这事一天不解决严罗心里都没办法清净,挣扎了一天后,在除夕当晚,他终于给赫城拨去了电话。
虽然电话通得很快,但两人像都没做好准备似的,根本没法在第一时间做出反应。
电话是严罗主动打的,先打破沉默的却还是赫城:“是有什么事吗?”
“是。”严罗突然觉得大过年的说这种事耽误别人过年是不是不太好。
“你说。”赫城温和而有耐心。
“……”严罗心生别扭,“我欠了你多少钱。
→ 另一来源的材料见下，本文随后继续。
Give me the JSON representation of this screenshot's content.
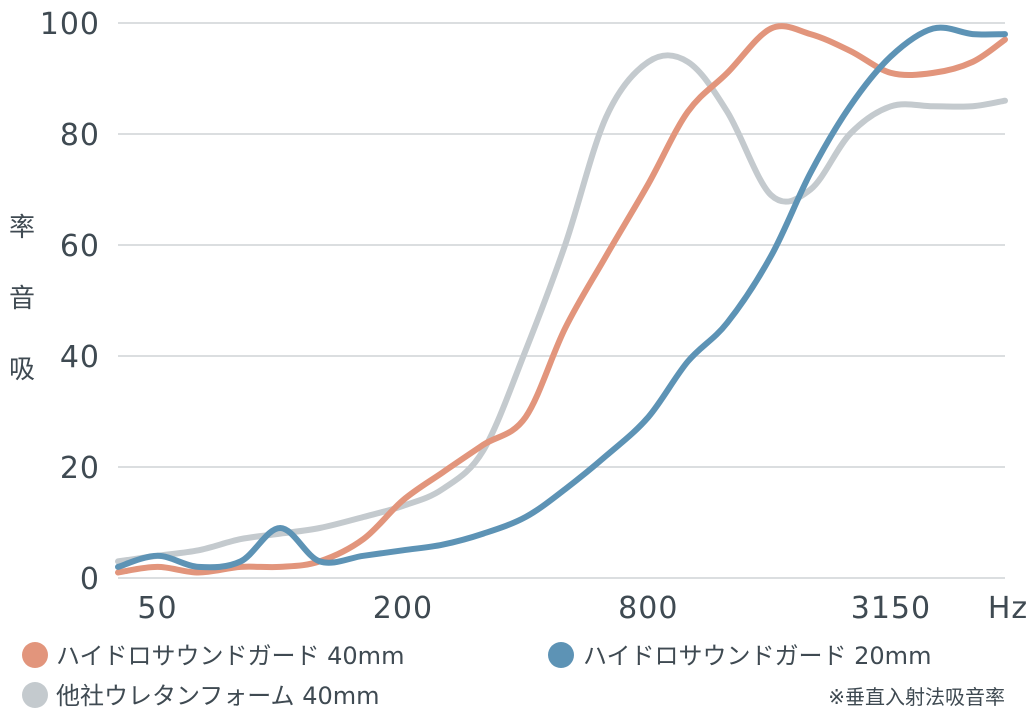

”
“什么?”赫城不明所以问,“为什么这么说。”
“就是。”严罗无端感觉呼吸困难了起来,从电话接通开始,他的身体就不由自主地发抖,“医药费。”
“哦,那个没多少,你不用管。”
“钱的事还是说清楚吧。”
“我不想说清楚。”赫城脱口而出。
“……”
赫城也跟着沉默,显然这话说得有点不合语境了。
“算了,过完年再说吧。”严罗早知道就不打这通电话了。
“什么时候。”赫城问。
严罗有点接不上话,因为对方这话有些出其不意,“都行。”
“要不现在说吧。”
“……也行。”
“你想说什么。”
“医药费。”
“哦,那个不用你还。”
严罗心想这话绕了一圈,不是又回到了起点了吗?
“我要还。”严罗说。
赫城也固执:“我不要。”
“我会还的。”
“我不许你还。”
这不难察觉到的较真让严罗没来由笑了一下,他戳了戳脑袋下的枕头,“凭什么。”
“你为什么要还。”
“因为我欠你。”
“你欠我什么。”
“医药费。”
“哦,那个不用你还。”
严罗大脑真的卡了一下,他甚至不合时宜的想,电话那头到底是不是真人,这对话怎么一直在重复绕不出这个圈。
“那我也要还。”严罗不厌其烦的继续重复。
“你还我也不要。”
“为什么。”
“我就是不要。”
事情的发展非常诡异,两个人竟然揪着医药费你还不还我要不要的话题持续输出了两个小时,反反复复只重复着毫无影响的内容。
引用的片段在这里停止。